The cause of infertility is not investigated in a MAP process – doctors simply suggest how to overcome it. In-Vitro Fertilisation (IVF) is directly available during the consultation, possibly preceded by Intra-Uterine Insemination, as a matter of urgency. In many cases, parents don’t realise until later that they will have to discard the “poor quality” embryos, leaving them to perish on the Petri dish, or make a decision to freeze or destroy excess embryos. Furthermore, all of this occurs without involving the partner, who is far removed from the creation of life and receives hardly any information on the potential complications associated with this method of procreation (more pregnancies at risk, multiple pregnancies, fewer embryos, etc.). These women often feel guilty: Why me? Why am I failing where others succeed?

 

Infertility is a sign that something isn’t working properly but IVF doesn’t find out why. Natural hormones are replaced by high-dose synthetic hormones (ovarian hyperstimulation often poses a problem). Eggs and sperm are collected (through masturbation in the case of the latter) and combined artificially. They are then examined and sorted based on often eugenic criteria before being injected into the woman’s uterus. But the cause of infertility remains..

 

IVF considerably increases the risk of complications such as pre-eclampsia, ectopic pregnancy or multiple pregnancies. The risk of miscarriage increases by 2.4, the risk of premature birth (in the 33rd week of pregnancy) by 2.99 and the risk of low birth weight (less than 1.5 kg) by 3.78. “Introducing [IVF] merely to increase the risk of an unfavourable outcome is heartbreaking as far as I am concerned”, explains Naomi Whittaker, an instructor at FertilityCare.

 

And the success rate? The birth rate per IVF cycle was 22.3% in 1995 compared to 33% in 2003 and 31% in 2015 (CDC).

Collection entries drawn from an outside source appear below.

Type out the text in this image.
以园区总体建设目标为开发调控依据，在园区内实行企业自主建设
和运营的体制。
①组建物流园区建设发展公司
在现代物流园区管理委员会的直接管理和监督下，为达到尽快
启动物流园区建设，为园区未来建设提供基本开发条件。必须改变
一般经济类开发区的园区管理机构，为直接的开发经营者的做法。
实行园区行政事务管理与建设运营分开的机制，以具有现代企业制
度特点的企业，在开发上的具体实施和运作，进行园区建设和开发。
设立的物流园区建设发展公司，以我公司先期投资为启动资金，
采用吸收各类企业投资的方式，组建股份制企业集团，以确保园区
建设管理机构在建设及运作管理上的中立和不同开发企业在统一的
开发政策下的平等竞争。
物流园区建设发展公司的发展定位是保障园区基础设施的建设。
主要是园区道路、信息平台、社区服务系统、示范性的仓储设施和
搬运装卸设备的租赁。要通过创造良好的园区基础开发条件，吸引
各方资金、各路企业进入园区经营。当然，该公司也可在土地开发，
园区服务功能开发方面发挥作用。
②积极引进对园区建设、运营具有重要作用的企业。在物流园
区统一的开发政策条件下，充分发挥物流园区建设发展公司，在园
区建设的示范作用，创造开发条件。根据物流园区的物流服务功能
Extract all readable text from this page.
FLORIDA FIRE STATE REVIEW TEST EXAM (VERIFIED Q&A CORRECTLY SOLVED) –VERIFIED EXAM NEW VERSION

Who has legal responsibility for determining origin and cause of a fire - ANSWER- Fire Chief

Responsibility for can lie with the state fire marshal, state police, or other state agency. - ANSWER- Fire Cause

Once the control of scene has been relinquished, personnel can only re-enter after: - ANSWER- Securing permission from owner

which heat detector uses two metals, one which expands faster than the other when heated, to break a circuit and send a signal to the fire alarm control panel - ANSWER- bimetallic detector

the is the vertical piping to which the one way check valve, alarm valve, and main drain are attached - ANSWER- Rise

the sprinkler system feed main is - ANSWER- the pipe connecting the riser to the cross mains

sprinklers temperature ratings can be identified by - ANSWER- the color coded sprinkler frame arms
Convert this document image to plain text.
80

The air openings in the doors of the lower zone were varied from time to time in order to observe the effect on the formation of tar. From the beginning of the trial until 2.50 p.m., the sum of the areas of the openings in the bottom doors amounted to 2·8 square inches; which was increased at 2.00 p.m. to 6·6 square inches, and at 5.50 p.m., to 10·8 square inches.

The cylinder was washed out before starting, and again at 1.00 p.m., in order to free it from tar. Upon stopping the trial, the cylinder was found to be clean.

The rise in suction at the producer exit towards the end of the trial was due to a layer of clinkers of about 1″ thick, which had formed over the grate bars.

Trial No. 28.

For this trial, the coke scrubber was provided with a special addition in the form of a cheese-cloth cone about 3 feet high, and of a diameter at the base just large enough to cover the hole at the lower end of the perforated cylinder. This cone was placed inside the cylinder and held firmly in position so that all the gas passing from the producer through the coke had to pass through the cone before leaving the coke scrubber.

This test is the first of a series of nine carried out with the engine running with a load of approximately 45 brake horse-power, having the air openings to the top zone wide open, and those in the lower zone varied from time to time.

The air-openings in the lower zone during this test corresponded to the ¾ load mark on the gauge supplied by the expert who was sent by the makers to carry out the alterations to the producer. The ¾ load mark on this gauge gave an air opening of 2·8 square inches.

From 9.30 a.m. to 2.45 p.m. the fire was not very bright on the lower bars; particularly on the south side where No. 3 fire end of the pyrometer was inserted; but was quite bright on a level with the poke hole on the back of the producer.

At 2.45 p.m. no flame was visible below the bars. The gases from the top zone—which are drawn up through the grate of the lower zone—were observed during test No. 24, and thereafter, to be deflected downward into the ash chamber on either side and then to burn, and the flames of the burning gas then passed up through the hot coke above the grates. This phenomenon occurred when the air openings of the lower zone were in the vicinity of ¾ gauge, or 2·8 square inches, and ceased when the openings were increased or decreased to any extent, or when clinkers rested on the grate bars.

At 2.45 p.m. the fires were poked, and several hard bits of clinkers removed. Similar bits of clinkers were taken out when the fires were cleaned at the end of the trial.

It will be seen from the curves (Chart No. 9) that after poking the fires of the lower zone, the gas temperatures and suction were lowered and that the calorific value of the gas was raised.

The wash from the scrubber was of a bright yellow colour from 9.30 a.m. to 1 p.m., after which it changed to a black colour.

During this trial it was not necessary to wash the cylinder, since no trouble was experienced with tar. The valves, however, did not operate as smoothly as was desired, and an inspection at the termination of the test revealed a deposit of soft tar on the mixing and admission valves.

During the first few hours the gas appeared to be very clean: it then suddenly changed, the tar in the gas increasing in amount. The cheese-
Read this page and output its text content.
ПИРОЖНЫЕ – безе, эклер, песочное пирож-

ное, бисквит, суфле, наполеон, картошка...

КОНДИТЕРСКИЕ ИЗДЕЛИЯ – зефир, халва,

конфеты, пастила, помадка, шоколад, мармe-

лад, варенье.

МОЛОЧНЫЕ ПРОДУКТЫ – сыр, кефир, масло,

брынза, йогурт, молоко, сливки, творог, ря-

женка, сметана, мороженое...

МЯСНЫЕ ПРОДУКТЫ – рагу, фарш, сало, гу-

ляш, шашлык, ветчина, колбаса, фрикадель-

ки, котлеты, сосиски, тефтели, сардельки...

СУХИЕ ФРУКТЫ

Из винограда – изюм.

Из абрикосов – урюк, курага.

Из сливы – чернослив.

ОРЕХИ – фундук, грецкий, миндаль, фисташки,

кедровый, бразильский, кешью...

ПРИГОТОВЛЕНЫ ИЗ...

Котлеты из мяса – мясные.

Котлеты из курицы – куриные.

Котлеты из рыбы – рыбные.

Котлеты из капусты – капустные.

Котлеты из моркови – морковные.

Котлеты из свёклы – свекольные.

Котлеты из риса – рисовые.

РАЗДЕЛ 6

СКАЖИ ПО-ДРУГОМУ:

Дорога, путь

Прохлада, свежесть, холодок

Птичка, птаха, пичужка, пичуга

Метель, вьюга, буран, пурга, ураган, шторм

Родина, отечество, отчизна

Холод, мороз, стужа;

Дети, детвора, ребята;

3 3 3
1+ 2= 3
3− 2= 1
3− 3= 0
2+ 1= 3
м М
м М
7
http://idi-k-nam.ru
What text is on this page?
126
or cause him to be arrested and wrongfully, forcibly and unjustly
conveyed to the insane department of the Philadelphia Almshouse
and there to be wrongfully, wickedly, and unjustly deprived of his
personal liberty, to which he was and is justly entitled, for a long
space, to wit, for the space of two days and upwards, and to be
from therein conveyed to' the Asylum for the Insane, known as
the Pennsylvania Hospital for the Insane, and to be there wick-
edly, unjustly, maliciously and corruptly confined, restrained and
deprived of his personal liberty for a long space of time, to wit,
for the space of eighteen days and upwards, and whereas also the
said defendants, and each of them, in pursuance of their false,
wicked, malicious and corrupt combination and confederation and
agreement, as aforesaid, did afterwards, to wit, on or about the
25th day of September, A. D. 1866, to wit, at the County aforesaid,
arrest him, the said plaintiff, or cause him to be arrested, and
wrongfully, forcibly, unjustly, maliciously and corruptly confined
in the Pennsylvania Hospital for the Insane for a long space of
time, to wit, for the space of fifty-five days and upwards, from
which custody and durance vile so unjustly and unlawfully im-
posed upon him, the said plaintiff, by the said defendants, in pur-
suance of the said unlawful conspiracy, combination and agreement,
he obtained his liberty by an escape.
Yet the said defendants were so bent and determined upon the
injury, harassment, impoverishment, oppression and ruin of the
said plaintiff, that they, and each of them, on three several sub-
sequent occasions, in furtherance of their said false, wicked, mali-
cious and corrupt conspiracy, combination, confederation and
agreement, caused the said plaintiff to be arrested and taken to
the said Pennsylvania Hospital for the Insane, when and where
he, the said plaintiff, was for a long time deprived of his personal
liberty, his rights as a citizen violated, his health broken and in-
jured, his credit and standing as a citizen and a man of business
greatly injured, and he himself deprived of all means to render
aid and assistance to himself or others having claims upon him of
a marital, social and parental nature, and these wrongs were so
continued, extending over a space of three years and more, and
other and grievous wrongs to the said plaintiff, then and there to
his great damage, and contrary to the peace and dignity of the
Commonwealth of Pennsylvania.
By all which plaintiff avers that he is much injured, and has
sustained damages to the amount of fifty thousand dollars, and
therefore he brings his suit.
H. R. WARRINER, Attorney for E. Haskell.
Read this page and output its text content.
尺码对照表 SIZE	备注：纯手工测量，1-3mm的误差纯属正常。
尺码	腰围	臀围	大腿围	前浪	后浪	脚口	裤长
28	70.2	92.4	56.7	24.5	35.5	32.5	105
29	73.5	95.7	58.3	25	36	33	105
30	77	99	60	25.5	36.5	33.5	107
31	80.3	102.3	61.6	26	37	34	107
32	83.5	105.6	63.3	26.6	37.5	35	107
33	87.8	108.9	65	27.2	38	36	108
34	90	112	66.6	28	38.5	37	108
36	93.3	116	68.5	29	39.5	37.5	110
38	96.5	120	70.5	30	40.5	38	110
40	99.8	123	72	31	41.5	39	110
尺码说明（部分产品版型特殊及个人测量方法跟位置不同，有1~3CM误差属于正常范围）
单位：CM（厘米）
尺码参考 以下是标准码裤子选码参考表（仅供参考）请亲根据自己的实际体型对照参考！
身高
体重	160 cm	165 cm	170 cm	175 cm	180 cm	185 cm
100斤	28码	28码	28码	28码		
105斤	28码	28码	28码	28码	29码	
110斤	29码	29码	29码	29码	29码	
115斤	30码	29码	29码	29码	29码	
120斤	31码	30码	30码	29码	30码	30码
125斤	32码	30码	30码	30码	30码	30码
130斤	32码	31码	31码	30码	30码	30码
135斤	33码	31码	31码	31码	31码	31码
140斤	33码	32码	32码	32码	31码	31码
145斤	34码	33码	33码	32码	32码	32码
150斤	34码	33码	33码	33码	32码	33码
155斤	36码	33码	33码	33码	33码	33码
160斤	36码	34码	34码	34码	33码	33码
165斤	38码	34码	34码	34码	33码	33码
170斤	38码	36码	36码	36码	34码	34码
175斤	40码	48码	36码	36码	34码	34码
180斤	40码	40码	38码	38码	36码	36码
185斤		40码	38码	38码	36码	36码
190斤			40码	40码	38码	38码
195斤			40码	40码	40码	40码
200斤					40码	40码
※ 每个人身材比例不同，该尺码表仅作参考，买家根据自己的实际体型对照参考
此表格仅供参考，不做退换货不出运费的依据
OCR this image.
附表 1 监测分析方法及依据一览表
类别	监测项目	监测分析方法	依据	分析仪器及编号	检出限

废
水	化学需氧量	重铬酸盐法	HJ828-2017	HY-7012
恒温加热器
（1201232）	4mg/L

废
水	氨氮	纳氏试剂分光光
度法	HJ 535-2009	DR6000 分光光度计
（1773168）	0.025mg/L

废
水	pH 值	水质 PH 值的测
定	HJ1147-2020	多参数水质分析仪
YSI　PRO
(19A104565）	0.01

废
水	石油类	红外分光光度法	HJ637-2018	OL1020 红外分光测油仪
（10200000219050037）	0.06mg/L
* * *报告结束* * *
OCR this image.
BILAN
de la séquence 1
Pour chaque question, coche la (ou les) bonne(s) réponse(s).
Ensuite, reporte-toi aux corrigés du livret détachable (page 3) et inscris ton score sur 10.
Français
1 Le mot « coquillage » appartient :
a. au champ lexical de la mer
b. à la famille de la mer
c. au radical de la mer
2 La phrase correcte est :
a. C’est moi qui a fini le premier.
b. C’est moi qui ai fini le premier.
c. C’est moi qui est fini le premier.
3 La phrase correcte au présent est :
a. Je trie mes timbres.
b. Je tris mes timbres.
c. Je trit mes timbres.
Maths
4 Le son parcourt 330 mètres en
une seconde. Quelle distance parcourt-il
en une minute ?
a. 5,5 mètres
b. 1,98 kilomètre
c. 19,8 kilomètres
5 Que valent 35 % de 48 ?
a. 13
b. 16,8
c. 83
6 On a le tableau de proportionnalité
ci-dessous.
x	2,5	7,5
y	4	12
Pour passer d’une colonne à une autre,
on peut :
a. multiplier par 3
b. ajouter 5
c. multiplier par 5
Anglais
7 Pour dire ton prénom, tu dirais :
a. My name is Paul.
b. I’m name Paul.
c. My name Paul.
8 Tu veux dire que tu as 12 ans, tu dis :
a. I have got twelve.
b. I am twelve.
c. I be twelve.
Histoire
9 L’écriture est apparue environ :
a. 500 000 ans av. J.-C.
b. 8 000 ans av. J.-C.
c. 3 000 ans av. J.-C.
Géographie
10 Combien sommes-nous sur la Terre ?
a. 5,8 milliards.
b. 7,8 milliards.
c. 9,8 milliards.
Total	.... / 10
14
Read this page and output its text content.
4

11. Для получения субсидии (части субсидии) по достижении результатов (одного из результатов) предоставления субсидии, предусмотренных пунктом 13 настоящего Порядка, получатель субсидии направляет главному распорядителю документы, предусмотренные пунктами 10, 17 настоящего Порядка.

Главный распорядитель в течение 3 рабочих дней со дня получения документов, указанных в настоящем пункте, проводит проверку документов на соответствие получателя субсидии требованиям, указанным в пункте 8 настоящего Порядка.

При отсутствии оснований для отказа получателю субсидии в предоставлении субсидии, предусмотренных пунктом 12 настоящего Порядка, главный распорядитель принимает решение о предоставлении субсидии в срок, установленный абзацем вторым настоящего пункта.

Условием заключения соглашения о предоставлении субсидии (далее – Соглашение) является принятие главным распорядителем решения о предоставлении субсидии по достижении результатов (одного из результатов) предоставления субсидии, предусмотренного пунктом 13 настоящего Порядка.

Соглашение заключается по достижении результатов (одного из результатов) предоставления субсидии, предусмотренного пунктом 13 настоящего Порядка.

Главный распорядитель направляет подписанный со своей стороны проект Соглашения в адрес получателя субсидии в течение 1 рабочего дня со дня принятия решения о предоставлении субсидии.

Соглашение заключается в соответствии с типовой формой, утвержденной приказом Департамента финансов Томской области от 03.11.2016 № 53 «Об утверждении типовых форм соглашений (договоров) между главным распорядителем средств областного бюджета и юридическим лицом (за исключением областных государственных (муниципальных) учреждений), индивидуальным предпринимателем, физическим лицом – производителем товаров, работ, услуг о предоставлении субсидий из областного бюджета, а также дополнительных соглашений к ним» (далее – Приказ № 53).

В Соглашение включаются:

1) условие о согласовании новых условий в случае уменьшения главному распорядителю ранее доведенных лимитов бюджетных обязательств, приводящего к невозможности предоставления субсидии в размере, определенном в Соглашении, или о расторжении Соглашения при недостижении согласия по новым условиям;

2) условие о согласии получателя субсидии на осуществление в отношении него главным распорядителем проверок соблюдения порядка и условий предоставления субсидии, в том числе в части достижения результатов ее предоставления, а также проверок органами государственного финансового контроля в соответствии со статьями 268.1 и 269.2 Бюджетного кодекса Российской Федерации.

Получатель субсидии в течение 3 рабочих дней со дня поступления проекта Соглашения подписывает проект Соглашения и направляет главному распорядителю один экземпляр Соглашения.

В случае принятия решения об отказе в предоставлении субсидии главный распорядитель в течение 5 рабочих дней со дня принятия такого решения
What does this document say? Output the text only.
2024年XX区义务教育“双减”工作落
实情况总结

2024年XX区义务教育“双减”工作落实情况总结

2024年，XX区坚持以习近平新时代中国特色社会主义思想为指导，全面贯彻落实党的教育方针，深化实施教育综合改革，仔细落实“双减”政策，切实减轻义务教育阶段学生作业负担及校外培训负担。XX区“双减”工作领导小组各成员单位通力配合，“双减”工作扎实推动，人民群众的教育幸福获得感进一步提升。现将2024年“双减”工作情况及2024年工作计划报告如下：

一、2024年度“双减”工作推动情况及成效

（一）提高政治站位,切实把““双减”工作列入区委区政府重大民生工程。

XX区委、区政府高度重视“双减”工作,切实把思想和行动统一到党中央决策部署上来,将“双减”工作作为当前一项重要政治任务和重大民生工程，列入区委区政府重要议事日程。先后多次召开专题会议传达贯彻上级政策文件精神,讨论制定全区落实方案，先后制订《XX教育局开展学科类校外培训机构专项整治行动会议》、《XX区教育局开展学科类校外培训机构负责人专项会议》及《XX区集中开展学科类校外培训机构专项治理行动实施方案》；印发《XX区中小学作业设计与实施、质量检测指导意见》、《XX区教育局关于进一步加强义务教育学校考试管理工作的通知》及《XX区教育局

According to the Cochrane database, in 2015, 1/3 of IVF treatments were performed on undiagnosed, infertile women. She admits that IVF treatment is “invasive, expensive and fraught with risks”. However, “studies have not confirmed any improvement with IVF versus no treatment at all”. In cases where infertility has been diagnosed, no Controlled Randomised Trials (CRT) have focused on PCOS[1] or endometriosis,[2], which are the two main causes of female infertility. As regards male infertility, the Cochrane reports have not found any male hypofertility treatment to be more effective than the rest, regardless of whether these involve IVF, intrauterine insemination (IUI), intracytoplasmic sperm injection (ICSI)[3] or regular sexual intercourse with an ovulation predictor kit.

 

In 2015, 1.2% of infertile American women sought recourse to IVF without gamete donation and 0.2% carried their babies to full-term. The others were undoubtedly put off by the cost, the fear of invasive side effects or by a personal refusal to discard embryos.

 

NaproTechnnology offers a very different solution to infertility because it investigates the causes and concentrates on treating these, such as ovulation problems and surgically corrected endometriosis, etc. The live birth rate recorded varies from 38.4 % to 81.8%, depending on the cause. Even if no pregnancy is achieved with NaproTechnology, the woman’s health improves significantly (pain due to endometriosis, pre-menstrual syndrome, cure for PCOS, etc.). In the case of pregnancy, there is no increase in the risk of complications such as deformity, miscarriage, multiple pregnancy, freezing or destruction, etc. NaproTechnology often helps women to recover both physically and emotionally following IVF treatment.

 

[1] Polycystic Ovary Syndrome (PCOS) is caused by a hormonal imbalance which leads to complex endocrine problems that disrupt the menstrual cycle and even prevent ovulation.

[2] Sites of unusual endometrial proliferation (ovaries, peritoneum).

[3]  Injection of a sperm into an egg.